The key to scalable architectures is protocols. Computer science — the engineering discipline of scaling logical systems — is obsessed with architectural protocols. To build a complex system like the internet or the modern computer, you build a hierarchy of abstraction boundaries. You design interfaces to talk across these boundaries with clean, well-specified protocols. The protocols let each system operate with a particular set of agreements about what the other will do. When you stack these protocols together, you get ridiculously impressive diversity. From this design strategy, you can build out the internet, the integrated circuit, the cell, and the control system. The internet serves arbitrary applications on arbitrary physical layers, all funneled through a set of contracts with IP in the middle. We can design a diversity of complex computer chips from standard cells and data flow models. In each of these cases, each layer only speaks to its neighbors in a structured hierarchy.
Finally, there is a central concept that seems to drive architectural design: constraints that deconstrain. They are restrictions on what we can do at one point of the hierarchy that end up enabling diversity at another. Constraints that deconstrain were proposed by Marc W. Kirschner and John Gerhart as a facilitator of evolution. Systems engineers like Alberto Sangiovanni-Vincentelli and Edward Lee emphasize how they provide a Devo-esque “Freedom of choice,” removing the paradox of choice and enabling more efficient design cycles. I’ll connect this to similar architectural theories of computer scientists and electrical engineers.

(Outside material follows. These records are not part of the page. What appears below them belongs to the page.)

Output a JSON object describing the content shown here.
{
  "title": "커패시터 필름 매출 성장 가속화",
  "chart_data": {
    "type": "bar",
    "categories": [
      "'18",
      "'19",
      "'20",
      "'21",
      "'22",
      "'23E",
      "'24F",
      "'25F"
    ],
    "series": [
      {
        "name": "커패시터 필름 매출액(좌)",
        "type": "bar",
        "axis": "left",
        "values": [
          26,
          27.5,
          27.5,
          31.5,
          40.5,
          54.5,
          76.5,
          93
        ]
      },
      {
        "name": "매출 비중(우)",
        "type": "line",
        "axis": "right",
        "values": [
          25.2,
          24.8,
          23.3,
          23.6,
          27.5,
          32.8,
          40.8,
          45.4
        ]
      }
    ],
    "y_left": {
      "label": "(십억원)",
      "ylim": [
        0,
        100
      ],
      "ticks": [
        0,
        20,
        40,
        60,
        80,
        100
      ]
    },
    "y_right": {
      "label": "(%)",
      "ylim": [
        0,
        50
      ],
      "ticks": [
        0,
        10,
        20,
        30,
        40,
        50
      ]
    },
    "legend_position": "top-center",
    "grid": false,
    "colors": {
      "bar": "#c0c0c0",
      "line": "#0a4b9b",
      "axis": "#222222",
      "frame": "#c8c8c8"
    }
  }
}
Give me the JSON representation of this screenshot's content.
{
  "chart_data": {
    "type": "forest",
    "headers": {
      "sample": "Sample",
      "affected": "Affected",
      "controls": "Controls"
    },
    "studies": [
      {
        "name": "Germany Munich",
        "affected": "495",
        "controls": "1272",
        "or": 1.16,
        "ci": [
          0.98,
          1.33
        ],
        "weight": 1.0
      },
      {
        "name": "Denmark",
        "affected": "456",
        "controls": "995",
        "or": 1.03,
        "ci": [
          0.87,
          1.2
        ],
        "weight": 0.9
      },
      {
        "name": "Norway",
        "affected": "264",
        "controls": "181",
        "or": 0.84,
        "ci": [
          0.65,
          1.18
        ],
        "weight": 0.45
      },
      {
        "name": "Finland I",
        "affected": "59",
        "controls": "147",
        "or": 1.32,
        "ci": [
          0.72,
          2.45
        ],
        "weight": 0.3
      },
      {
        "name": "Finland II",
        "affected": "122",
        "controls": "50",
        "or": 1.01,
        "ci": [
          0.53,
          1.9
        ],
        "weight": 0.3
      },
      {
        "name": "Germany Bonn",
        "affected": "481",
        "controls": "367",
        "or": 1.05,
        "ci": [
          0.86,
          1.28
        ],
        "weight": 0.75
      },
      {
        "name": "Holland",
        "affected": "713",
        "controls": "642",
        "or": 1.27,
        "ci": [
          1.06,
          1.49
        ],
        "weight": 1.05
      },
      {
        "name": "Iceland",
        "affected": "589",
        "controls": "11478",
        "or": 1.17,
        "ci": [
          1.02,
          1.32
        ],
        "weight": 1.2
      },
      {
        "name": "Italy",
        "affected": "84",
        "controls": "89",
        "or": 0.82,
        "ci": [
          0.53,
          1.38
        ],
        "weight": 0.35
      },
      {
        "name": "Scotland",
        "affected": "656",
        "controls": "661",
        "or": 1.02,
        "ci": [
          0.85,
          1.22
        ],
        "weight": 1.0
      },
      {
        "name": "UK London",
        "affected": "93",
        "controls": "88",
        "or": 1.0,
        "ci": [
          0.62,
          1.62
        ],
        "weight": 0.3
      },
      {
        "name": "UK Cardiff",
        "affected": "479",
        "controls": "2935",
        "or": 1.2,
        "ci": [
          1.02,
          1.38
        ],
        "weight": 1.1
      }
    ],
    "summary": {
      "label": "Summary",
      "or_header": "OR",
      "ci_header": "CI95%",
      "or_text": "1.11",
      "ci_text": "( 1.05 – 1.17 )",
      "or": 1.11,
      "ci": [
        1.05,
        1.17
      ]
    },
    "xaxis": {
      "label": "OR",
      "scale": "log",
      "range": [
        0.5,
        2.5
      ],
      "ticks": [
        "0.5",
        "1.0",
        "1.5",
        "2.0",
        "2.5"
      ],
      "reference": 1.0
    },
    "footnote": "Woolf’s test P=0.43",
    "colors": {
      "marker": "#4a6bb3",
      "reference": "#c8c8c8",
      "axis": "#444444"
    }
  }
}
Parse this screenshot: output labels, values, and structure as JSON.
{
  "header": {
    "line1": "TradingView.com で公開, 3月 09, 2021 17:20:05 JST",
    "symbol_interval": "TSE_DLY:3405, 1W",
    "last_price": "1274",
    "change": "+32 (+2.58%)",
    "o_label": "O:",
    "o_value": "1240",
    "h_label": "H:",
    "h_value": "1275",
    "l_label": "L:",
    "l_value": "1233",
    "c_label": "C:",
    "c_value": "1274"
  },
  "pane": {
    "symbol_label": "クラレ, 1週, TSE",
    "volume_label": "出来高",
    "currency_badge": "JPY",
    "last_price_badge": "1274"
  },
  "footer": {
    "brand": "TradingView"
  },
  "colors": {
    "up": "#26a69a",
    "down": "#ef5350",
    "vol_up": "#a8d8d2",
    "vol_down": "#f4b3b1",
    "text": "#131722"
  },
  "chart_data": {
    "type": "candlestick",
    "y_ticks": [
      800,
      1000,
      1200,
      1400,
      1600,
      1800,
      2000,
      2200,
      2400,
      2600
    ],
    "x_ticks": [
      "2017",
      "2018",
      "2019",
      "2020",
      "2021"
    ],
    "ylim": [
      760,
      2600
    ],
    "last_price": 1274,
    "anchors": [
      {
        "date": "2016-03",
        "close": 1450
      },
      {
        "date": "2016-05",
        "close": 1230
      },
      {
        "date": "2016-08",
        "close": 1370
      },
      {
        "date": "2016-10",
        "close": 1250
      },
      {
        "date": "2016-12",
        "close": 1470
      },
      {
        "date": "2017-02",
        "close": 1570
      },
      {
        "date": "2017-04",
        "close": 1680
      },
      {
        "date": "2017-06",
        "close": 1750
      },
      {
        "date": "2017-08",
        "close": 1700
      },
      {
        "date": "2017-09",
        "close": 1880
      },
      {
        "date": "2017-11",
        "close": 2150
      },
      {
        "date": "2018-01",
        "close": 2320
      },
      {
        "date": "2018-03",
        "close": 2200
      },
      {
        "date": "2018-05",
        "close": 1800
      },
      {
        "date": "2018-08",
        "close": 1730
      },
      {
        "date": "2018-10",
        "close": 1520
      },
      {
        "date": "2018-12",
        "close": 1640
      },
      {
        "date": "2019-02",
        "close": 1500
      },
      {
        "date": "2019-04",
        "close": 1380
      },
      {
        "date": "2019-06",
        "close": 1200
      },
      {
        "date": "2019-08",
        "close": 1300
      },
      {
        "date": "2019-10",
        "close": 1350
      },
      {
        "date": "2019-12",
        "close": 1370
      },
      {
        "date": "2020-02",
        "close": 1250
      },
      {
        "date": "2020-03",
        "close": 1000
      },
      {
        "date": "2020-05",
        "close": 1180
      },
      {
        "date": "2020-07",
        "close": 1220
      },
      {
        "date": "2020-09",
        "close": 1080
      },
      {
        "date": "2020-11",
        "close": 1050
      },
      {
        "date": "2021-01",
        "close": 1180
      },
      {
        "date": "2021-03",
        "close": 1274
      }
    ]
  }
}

Engineering architecture is far too much to cram into a single lecture, but I’ll give a brief introduction to the ideas this week on the blog. I’ve come to the conclusion that there’s a whole semester’s class to be taught here. How better to end a class than by describing what the next class looks like?



Yep, theories are great. But when and where the rubber hits the road is the true test. All ideas are relatively inexpensive until you try to fly - I have designed many things, done lots good and made mistakes, all of which has helped me to learn and grow. Learning Russian to qualify in Grad-School, learning Anatomy to pass freshman year in med-school, becoming a specialist surgeon caring for life and limb threats, designing transistor radio circuits in the 1960’s, all challenging. Learning to fly (in 1960’s), being a solo-pilot was by far the most difficult of all! That is where the rubber or you can really hit the wall! I will never forget when the Instructor got out and said, “go,do it.”
These protocols sure sound a lot like bureaucracy to me.